“Do you feel yourself sufficient to take up the kingship of Narnia?” said Aslan.”I- I don’t think I do, Sir”, said Caspian. “I’m only a kid.”
“Good,” said Aslan. “If you had felt sufficient, it would have been proof that you were not.”
This was my daily reading a few days ago. The question ‘do you feel yourself sufficient?’ suddenly struck a chord with me. It was as if, Aslan (or God) himself were asking that question to me… For those of you who don’t know, over the last few years I have been on a process of exploration toward ordained ministry in the Church of England, and this has been a question that I have often asked myself – and it has been a question which I have often used to help me run away. The more I began to explore the call that I thought God was placing on my life, the more I allowed my insecurities, my narrow-mindedness, my weaknesses to get in the way. To stop me from moving forward.

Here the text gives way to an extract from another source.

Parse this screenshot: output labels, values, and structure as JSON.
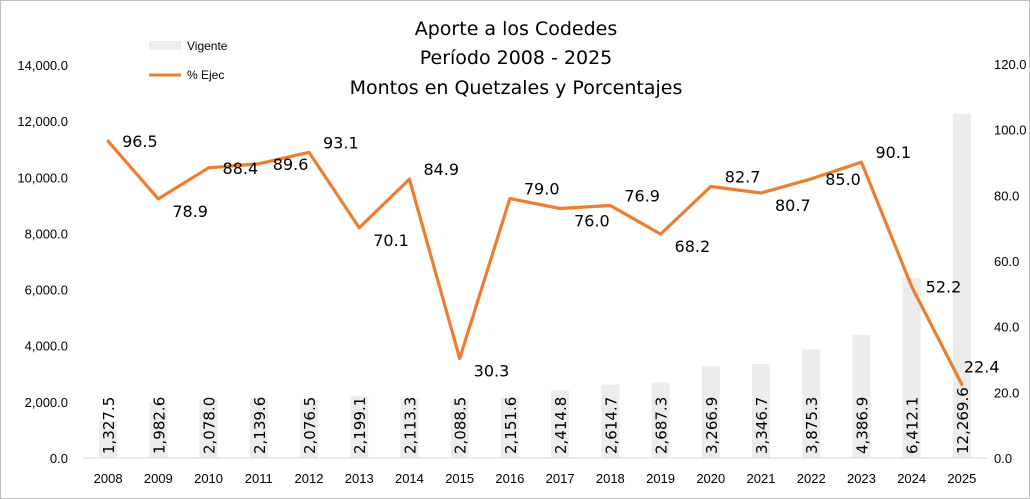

I have struggled with issues surrounding self-esteem for the last 3 or so years. My lack of confidence in myself, and my own abilities/giftings has hindered me in so many ways. But this question ‘do you feel yourself sufficient?’ is one I have come face-to-face with several times. It is one that I come back to, again and again. For a long time, I knew that I had these insecurities, I knew that I lacked confidence, and I (falsely) believed this was the way things would always be, so I carried on, with that British ‘stiff upper lip’, pretending everything was fine. Until one day it hurt too much… The best decision I ever made, and probably the hardest, was to admit to a trusted friend what was really going on.
Since that day, I have lived in the promise that ‘strength is found in weakness’ (2 Corinthians 12:9). I have discovered, and more importantly accepted the things that make me ‘me’ and I have allowed God to reveal who he has made me to be. And now, I approach life, and particularly my calling toward ordination differently. Yes, I still struggle. And no, I don’t have it all together. But each day, I asked God to re-assure me of his love; to remind me of his faithfulness; to re-new his strength within me.
And now, looking toward the future, and discerning with others, what God is calling me to, I am once again reminded of that question. ‘Do you yourself feel sufficient?’ And what God tells us here is that it’s ok for the answer to be no. In fact, it’s better if the answer is no. Because in that insufficiency, God can work. Don’t let your insecurities hinder you, don’t hide behind your fears, but trust that God can do great things through those who love him (Romans 8:28).
Before I moved to London, someone said to me ‘if you want to walk on water, you have to have the faith to step out of the boat’. That phrase has stuck with me ever since. What’s holding you back today? As we spend time, this Lent, deepening our relationship with God, ask him to help you.
The best thing you can offer to the world is yourself! So be confident in who you are, because that is one amazing person! And allow God to work through you – molding and shaping you into the fullness of who he is calling you to be.